The Trouble With Goats And Sheep
Read our review of the accomplished, captivating and humorous debut The Trouble With Goats And Sheep by Joanna Cannon.
The summer of 1976 was the hottest summer since records began. Tempers flew, the tarmac melted and the horizon shimmered incessantly in the dizzying heat. The world was pre-occupied with staying cool – everyone, that is, except for ten-year-old Grace and her best friend Tilly. Grace and Tilly were on a mission; not so much a mission from God as a mission to find God, so that God would, in turn, help them find Mrs Creasy from Number 10.
Joanna Cannon’s accomplished, captivating and humorous debut, The Trouble With Goats And Sheep, is part coming of age novel, part whodunit. Centred on one community, it explores the lengths people will go to in order to ‘belong’. Mrs Creasy who lived at Number 10 has vanished, but that is not all – there are many other secrets lurking beneath the surface of this ‘ordinary’ street.

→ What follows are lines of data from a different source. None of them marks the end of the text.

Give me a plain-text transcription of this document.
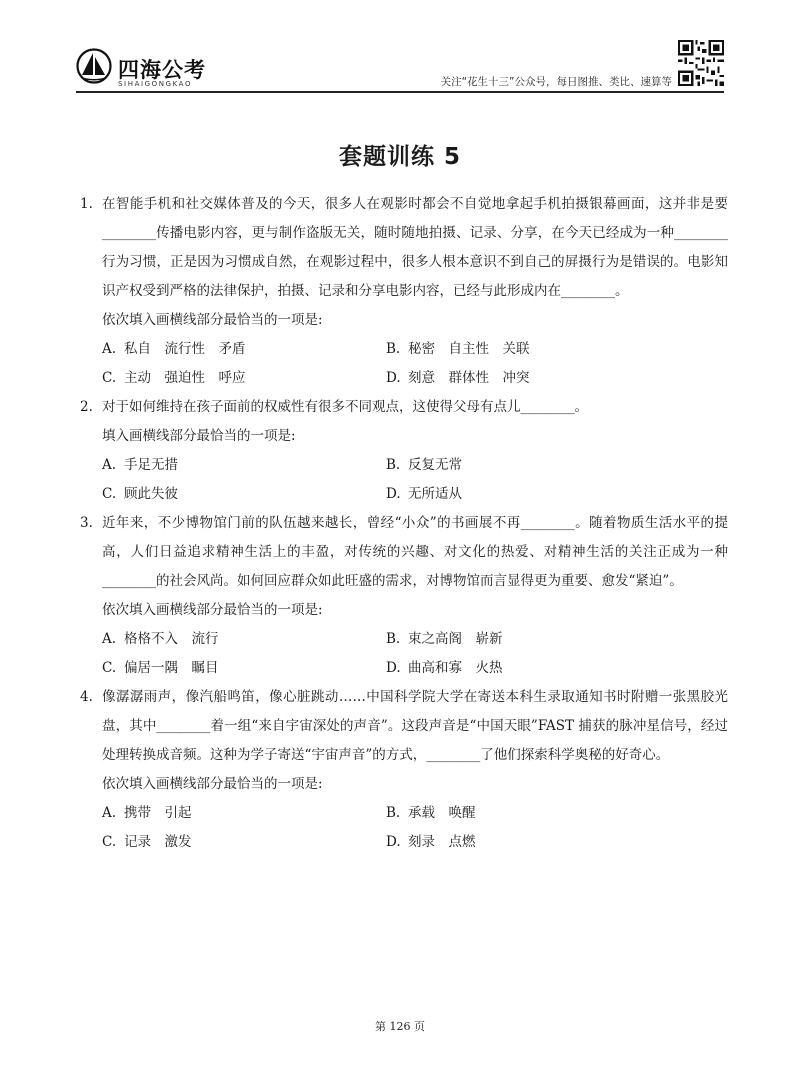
四海公考
SIHAIGONGKAO	关注“花生十三”公众号，每日图推、类比、速算等
套题训练 5
1. 在智能手机和社交媒体普及的今天，很多人在观影时都会不自觉地拿起手机拍摄银幕画面，这并非是要________传播电影内容，更与制作盗版无关，随时随地拍摄、记录、分享，在今天已经成为一种________行为习惯，正是因为习惯成自然，在观影过程中，很多人根本意识不到自己的屏摄行为是错误的。电影知识产权受到严格的法律保护，拍摄、记录和分享电影内容，已经与此形成内在________。
依次填入画横线部分最恰当的一项是:
A. 私自　流行性　矛盾	B. 秘密　自主性　关联
C. 主动　强迫性　呼应	D. 刻意　群体性　冲突
2. 对于如何维持在孩子面前的权威性有很多不同观点，这使得父母有点儿________。
填入画横线部分最恰当的一项是:
A. 手足无措	B. 反复无常
C. 顾此失彼	D. 无所适从
3. 近年来，不少博物馆门前的队伍越来越长，曾经“小众”的书画展不再________。随着物质生活水平的提高，人们日益追求精神生活上的丰盈，对传统的兴趣、对文化的热爱、对精神生活的关注正成为一种________的社会风尚。如何回应群众如此旺盛的需求，对博物馆而言显得更为重要、愈发“紧迫”。
依次填入画横线部分最恰当的一项是:
A. 格格不入　流行	B. 束之高阁　崭新
C. 偏居一隅　瞩目	D. 曲高和寡　火热
4. 像潺潺雨声，像汽船鸣笛，像心脏跳动……中国科学院大学在寄送本科生录取通知书时附赠一张黑胶光盘，其中________着一组“来自宇宙深处的声音”。这段声音是“中国天眼”FAST 捕获的脉冲星信号，经过处理转换成音频。这种为学子寄送“宇宙声音”的方式，________了他们探索科学奥秘的好奇心。
依次填入画横线部分最恰当的一项是:
A. 携带　引起	B. 承载　唤醒
C. 记录　激发	D. 刻录　点燃
第 126 页
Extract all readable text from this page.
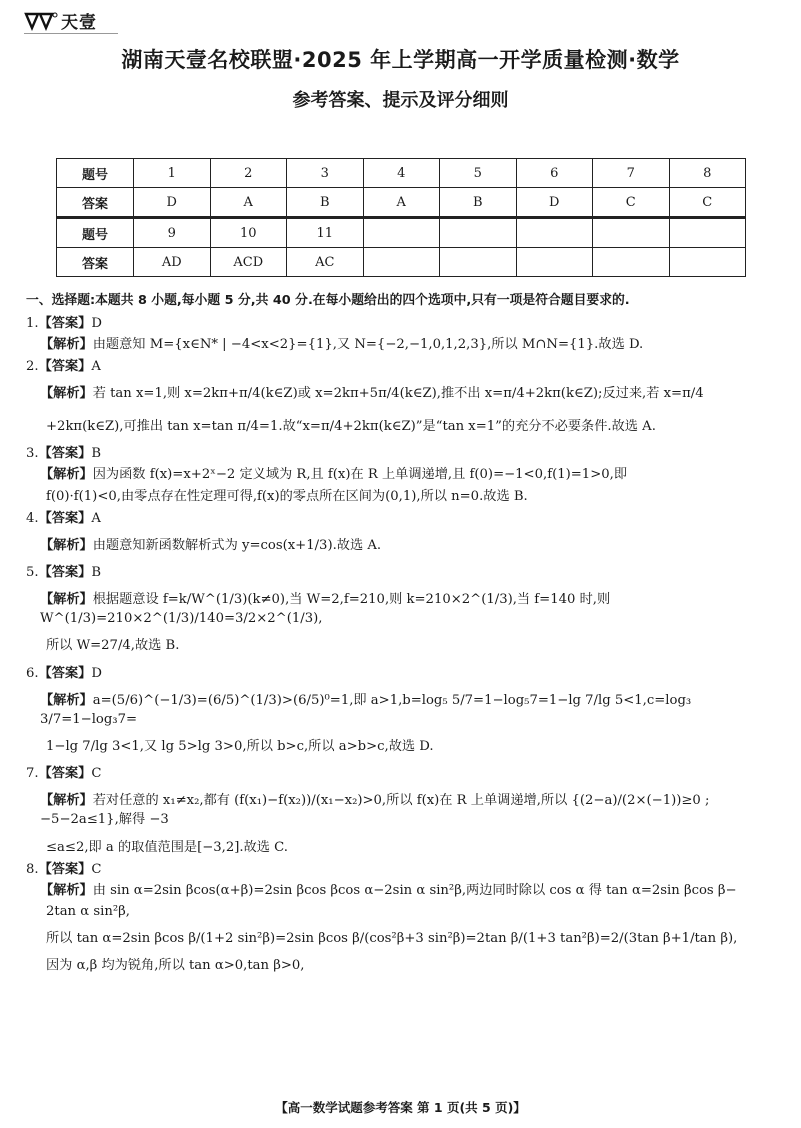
天壹
湖南天壹名校联盟·2025 年上学期高一开学质量检测·数学
参考答案、提示及评分细则
题号	1	2	3	4	5	6	7	8
答案	D	A	B	A	B	D	C	C
题号	9	10	11					
答案	AD	ACD	AC					

一、选择题:本题共 8 小题,每小题 5 分,共 40 分.在每小题给出的四个选项中,只有一项是符合题目要求的.

1.【答案】D

【解析】由题意知 M={x∈N* | −4<x<2}={1},又 N={−2,−1,0,1,2,3},所以 M∩N={1}.故选 D.

2.【答案】A

【解析】若 tan x=1,则 x=2kπ+π/4(k∈Z)或 x=2kπ+5π/4(k∈Z),推不出 x=π/4+2kπ(k∈Z);反过来,若 x=π/4

+2kπ(k∈Z),可推出 tan x=tan π/4=1.故“x=π/4+2kπ(k∈Z)”是“tan x=1”的充分不必要条件.故选 A.

3.【答案】B

【解析】因为函数 f(x)=x+2ˣ−2 定义域为 R,且 f(x)在 R 上单调递增,且 f(0)=−1<0,f(1)=1>0,即

f(0)·f(1)<0,由零点存在性定理可得,f(x)的零点所在区间为(0,1),所以 n=0.故选 B.

4.【答案】A

【解析】由题意知新函数解析式为 y=cos(x+1/3).故选 A.

5.【答案】B

【解析】根据题意设 f=k/W^(1/3)(k≠0),当 W=2,f=210,则 k=210×2^(1/3),当 f=140 时,则 W^(1/3)=210×2^(1/3)/140=3/2×2^(1/3),

所以 W=27/4,故选 B.

6.【答案】D

【解析】a=(5/6)^(−1/3)=(6/5)^(1/3)>(6/5)⁰=1,即 a>1,b=log₅ 5/7=1−log₅7=1−lg 7/lg 5<1,c=log₃ 3/7=1−log₃7=

1−lg 7/lg 3<1,又 lg 5>lg 3>0,所以 b>c,所以 a>b>c,故选 D.

7.【答案】C

【解析】若对任意的 x₁≠x₂,都有 (f(x₁)−f(x₂))/(x₁−x₂)>0,所以 f(x)在 R 上单调递增,所以 {(2−a)/(2×(−1))≥0 ; −5−2a≤1},解得 −3

≤a≤2,即 a 的取值范围是[−3,2].故选 C.

8.【答案】C

【解析】由 sin α=2sin βcos(α+β)=2sin βcos βcos α−2sin α sin²β,两边同时除以 cos α 得 tan α=2sin βcos β−

2tan α sin²β,

所以 tan α=2sin βcos β/(1+2 sin²β)=2sin βcos β/(cos²β+3 sin²β)=2tan β/(1+3 tan²β)=2/(3tan β+1/tan β),

因为 α,β 均为锐角,所以 tan α>0,tan β>0,

【高一数学试题参考答案 第 1 页(共 5 页)】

What makes the book a delight, both highly readable and very funny, are the two endearing, central characters. Grace and Tilly’s naïve, yet probing, reactions to the sometimes murky and hypocritical world of adult-life are amusing and insightful. The girls may not understand all of what they find out, but they have the tenacity and the instinct to keep looking – no matter how hard some of the residents try to put an end to their search.
As they challenge their neighbours and investigate what has happened to Mrs Creasy, the girls unearth numerous interwoven hidden truths. After this summer, their lives, and their opinion of adults, will never be the same again.
Fantastically plotted and expertly told, the book is a warm (no pun intended), perceptive and at times difficult look at what it means to be part of a community, and in essence, what it means to be human - ideal for fans of Elizabeth is Missing and The Curious Incident of The Dog In The Night-Time.